Another provision of the Senate-passed CHRONIC Care Act would allow Medicare to share Part A and Part B drug claims data with insurance company Part D plans. The goal is to improve care coordination and outcomes and reduce adverse health outcomes, including preventable hospitalizations and readmissions. The Senate-passed bill would prevent Part D plans from using the data for such things as coverage determinations, retroactive reviews, helping people enroll in another PDP, etc. Although this data sharing has the potential to help dialysis patients avoid hospitalizations, it can have a downside IF insurance companies that sell Part D plans don’t follow the law and misuse the Part A and B data they’re given…

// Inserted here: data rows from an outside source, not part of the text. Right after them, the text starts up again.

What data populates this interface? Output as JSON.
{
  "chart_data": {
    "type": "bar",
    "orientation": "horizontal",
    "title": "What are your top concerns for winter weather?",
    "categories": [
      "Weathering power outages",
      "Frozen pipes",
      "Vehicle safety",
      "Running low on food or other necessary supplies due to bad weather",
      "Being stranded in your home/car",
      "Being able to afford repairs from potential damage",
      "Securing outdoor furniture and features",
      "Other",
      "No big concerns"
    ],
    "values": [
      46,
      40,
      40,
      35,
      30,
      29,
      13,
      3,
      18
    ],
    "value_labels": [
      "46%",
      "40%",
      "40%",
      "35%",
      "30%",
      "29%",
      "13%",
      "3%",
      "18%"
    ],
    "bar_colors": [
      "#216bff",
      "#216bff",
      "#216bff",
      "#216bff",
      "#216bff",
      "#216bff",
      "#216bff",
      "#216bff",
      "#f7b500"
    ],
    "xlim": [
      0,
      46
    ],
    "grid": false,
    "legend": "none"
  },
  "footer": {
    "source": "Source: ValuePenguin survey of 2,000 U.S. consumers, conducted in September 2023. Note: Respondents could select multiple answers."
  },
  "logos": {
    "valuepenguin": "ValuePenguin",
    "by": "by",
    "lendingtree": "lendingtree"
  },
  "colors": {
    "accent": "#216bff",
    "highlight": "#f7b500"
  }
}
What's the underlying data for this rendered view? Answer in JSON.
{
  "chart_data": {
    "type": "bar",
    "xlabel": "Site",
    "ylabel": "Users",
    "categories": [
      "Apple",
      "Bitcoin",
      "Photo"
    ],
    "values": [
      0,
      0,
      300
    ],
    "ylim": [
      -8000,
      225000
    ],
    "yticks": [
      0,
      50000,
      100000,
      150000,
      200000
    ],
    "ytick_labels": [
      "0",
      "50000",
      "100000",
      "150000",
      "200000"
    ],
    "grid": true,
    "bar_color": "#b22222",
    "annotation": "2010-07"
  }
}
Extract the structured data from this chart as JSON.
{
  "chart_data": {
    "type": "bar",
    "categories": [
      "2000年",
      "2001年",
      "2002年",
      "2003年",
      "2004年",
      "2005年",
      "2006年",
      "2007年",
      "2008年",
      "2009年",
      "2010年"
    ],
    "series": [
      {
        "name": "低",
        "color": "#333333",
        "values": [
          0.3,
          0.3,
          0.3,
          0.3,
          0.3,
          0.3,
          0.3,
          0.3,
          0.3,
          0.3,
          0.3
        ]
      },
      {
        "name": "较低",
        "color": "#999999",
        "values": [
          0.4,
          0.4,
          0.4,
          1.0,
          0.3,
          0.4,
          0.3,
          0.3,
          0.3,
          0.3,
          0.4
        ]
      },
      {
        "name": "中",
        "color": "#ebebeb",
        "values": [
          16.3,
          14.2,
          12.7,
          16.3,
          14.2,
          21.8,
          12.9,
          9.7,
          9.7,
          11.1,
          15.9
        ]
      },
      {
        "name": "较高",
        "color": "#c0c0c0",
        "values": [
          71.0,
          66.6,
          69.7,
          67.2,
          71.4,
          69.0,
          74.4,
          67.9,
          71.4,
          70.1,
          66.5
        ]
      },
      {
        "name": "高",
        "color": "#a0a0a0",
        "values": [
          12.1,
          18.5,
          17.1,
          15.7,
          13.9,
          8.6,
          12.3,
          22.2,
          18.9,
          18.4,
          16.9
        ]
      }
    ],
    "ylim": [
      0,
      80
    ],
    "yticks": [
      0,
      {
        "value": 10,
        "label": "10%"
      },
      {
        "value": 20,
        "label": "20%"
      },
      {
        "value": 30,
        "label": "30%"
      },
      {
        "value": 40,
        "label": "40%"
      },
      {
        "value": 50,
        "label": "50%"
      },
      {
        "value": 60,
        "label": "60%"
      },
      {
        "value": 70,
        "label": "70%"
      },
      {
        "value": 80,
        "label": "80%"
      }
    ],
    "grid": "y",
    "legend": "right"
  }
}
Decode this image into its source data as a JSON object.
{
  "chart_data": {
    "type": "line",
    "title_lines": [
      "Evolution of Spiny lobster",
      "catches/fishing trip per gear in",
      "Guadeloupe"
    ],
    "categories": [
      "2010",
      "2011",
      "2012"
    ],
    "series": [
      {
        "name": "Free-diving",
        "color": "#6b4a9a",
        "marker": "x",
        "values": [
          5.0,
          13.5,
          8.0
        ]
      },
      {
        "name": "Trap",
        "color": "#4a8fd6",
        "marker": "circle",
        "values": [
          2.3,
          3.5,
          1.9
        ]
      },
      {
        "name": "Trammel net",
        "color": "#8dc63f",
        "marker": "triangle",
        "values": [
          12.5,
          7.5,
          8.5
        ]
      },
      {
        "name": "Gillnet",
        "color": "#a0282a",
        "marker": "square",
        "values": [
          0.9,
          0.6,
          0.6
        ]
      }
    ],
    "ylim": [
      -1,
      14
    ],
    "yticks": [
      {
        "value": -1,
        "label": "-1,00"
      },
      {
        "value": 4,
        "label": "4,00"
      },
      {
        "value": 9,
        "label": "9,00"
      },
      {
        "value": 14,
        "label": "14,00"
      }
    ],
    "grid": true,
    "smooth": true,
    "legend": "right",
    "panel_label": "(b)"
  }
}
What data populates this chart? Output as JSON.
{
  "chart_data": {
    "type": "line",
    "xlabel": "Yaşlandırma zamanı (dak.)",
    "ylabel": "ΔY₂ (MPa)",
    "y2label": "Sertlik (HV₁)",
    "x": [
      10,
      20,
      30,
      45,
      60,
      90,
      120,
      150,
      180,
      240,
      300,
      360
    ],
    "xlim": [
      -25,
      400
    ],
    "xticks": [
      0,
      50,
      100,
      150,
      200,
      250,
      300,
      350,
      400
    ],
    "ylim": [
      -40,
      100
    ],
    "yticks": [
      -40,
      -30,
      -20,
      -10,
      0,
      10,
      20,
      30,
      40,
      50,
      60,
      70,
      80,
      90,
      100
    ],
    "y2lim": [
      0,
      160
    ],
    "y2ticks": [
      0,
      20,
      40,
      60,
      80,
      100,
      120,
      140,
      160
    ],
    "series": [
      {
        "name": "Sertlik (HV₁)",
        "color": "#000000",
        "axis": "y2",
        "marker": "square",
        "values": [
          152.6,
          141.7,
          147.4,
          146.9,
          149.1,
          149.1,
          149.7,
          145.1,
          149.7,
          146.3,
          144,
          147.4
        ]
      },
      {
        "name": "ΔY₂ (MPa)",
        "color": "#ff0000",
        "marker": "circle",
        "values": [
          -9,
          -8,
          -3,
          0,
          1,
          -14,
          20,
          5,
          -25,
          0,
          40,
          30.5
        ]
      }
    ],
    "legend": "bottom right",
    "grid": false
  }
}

To offset the costs in the Senate-passed CHRONIC Care Act, these funds would be eliminated:
Medicare Improvement Fund ($270 M). This fund allowed the Secretary “to make improvements under the original Medicare fee-for-service program under parts A and B for individuals entitled to, or enrolled for, benefits under part A or enrolled under part B including adjustments to payments for items and services furnished by providers of services and suppliers under such original Medicare fee-for-service program.” Could this fund have paid for extra dialysis treatments?
Medicaid Improvement Fund ($5 M). This fund allowed the Secretary “to improve the management of the Medicaid program by the Centers for Medicare & Medicaid Services, including oversight of contracts and contractors and evaluation of demonstration projects. Payments made for activities under this subsection shall be in addition to payments that would otherwise be made for such activities.” Could less oversight of contracts/contractors allow them to do things that could harm participants in those demonstration projects?
Keeping in mind that this Senate-passed bill is not law yet, there are some additional questions to consider:
What do you think about clinics and home patients using telehealth for “clinic visits” 2 months in each quarter?
What, if any, concerns do you have about MA plans’ ability to offer coverage for the unique needs of dialysis patients, which may include treatments for other conditions?
What do you think of the topics of the GAO studies in this Senate-passed bill?
What concerns, if any, do you have about funding for Medicare and Medicaid that this bill would cut?